The ‘Tournament of the Big Snow’, 1931

Lacking motorized equipment when a blizzard struck Springfield in March 1931, 50 Street Department employees shoveled downtown clean. They scooped up 300 truckloads, newspapers said (Courtesy State Journal-Register)

“(W)hen coaches, players or spectators recall 1931 to their grandchildren, they’ll call it the Tournament of the Big Snow,” Illinois State Journal sports editor Bob Drysdale wrote of the 1931 boys district basketball championships.

A blizzard – 14 inches of snow, the most since 1900 – disrupted the district playoffs throughout central Illinois that year. District tourneys, the first step on the road to the state championship, had been scheduled for March 6-7.

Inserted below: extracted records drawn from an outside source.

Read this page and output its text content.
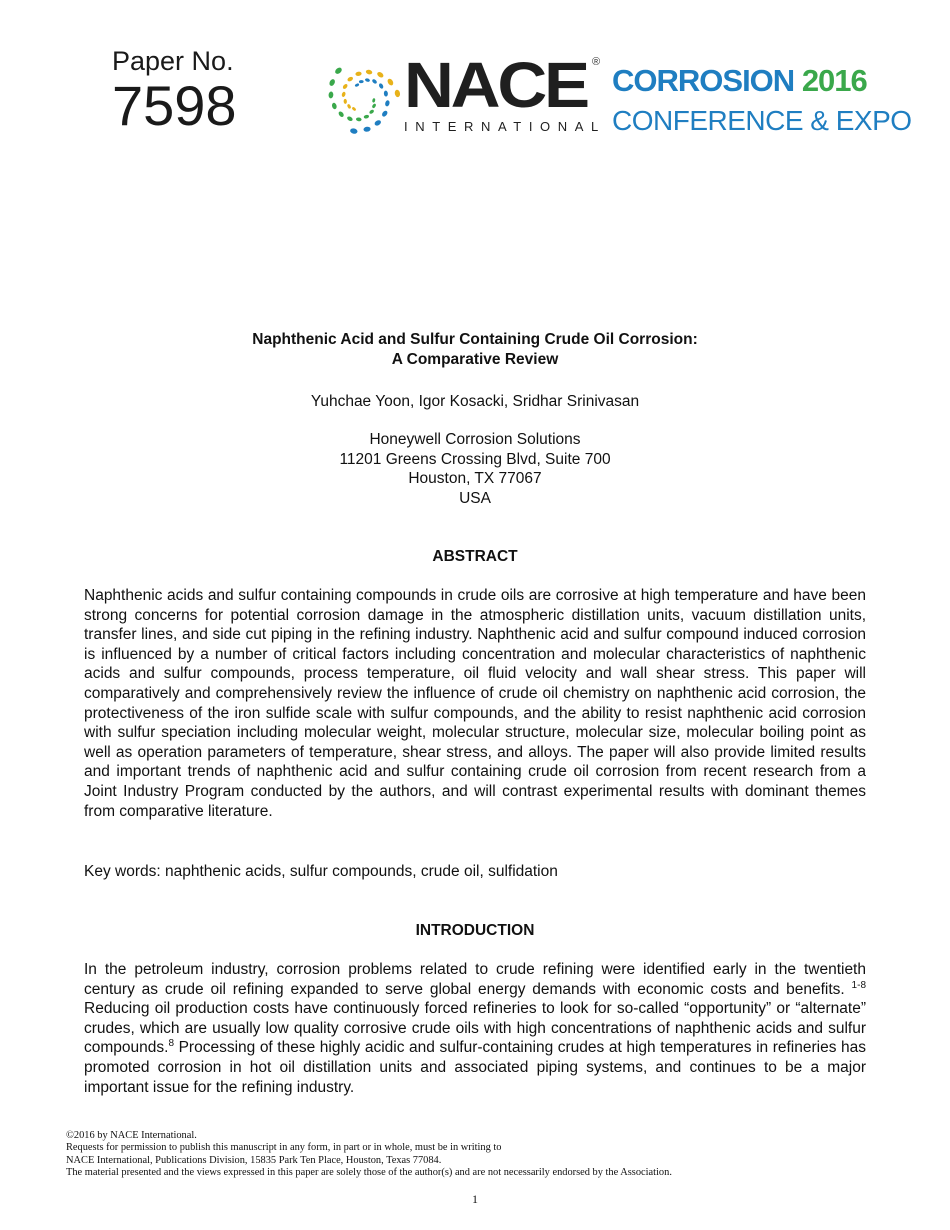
Paper No.
7598	NACE ®
INTERNATIONAL
CORROSION 2016
CONFERENCE & EXPO
Naphthenic Acid and Sulfur Containing Crude Oil Corrosion:
A Comparative Review
Yuhchae Yoon, Igor Kosacki, Sridhar Srinivasan
Honeywell Corrosion Solutions
11201 Greens Crossing Blvd, Suite 700
Houston, TX 77067
USA
ABSTRACT

Naphthenic acids and sulfur containing compounds in crude oils are corrosive at high temperature and have been strong concerns for potential corrosion damage in the atmospheric distillation units, vacuum distillation units, transfer lines, and side cut piping in the refining industry. Naphthenic acid and sulfur compound induced corrosion is influenced by a number of critical factors including concentration and molecular characteristics of naphthenic acids and sulfur compounds, process temperature, oil fluid velocity and wall shear stress. This paper will comparatively and comprehensively review the influence of crude oil chemistry on naphthenic acid corrosion, the protectiveness of the iron sulfide scale with sulfur compounds, and the ability to resist naphthenic acid corrosion with sulfur speciation including molecular weight, molecular structure, molecular size, molecular boiling point as well as operation parameters of temperature, shear stress, and alloys. The paper will also provide limited results and important trends of naphthenic acid and sulfur containing crude oil corrosion from recent research from a Joint Industry Program conducted by the authors, and will contrast experimental results with dominant themes from comparative literature.

Key words: naphthenic acids, sulfur compounds, crude oil, sulfidation

INTRODUCTION

In the petroleum industry, corrosion problems related to crude refining were identified early in the twentieth century as crude oil refining expanded to serve global energy demands with economic costs and benefits. $^{1-8}$ Reducing oil production costs have continuously forced refineries to look for so-called “opportunity” or “alternate” crudes, which are usually low quality corrosive crude oils with high concentrations of naphthenic acids and sulfur compounds.$^8$ Processing of these highly acidic and sulfur-containing crudes at high temperatures in refineries has promoted corrosion in hot oil distillation units and associated piping systems, and continues to be a major important issue for the refining industry.

©2016 by NACE International.
Requests for permission to publish this manuscript in any form, in part or in whole, must be in writing to
NACE International, Publications Division, 15835 Park Ten Place, Houston, Texas 77084.
The material presented and the views expressed in this paper are solely those of the author(s) and are not necessarily endorsed by the Association.
1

Five area districts postponed their playoffs because of the blizzard. Others went on, but faced unusual obstacles. Divernon players, for instance, had to push 13 stalled cars off the road on their way to the Springfield district tournament (where they lost the third-place game, 23-17, to Edinburg).

The Jacksonville district, hosted by the Illinois School for the Deaf, included two teams from Sangamon County, New Berlin and Pleasant Plains. New Berlin defeated Palmyra the afternoon of March 6. Players then went home.

On the morning of March 7, however, New Berlin (coached by J. V. Kirby and led in scoring by Theo Knust, who averaged 13 points per game) had to turn back halfway to Jacksonville. Kirby couldn’t get to a phone fast enough to tell tourney officials of the problem, and ISD won its semifinal game over New Berlin by forfeit.

Pleasant Plains took a different approach. After beating Modesto March 6, the Plains squad stayed in Jacksonville overnight – presumably, with the players and coaches sleeping in the gym on cots or bleachers. The next day, Plains defeated Winchester in the semifinals, but lost the district championship to ISD, 22-18.

Troubles still weren’t over for the Plains team, which was coached by Hugo Lindquist (he would become the first basketball coach at Lanphier High School in Springfield when that school opened in 1937). Roads home to Pleasant Plains were still blocked the evening of March 7, so the Plains contingent stayed in Jacksonville another night.

Finally, on Sunday, March 8, the team was able to board a snowplow-equipped Chicago & Alton passenger train, which took them to Ashland. Some found shelter there. According to the Pleasant Plains Argus newspaper, however, a few people – a player or two and a couple of fans, at least one of them a girl – walked home, 4½ miles along the Baltimore & Ohio railroad track, to Pleasant Plains.

Footnote: Both rail lines were abandoned many years ago.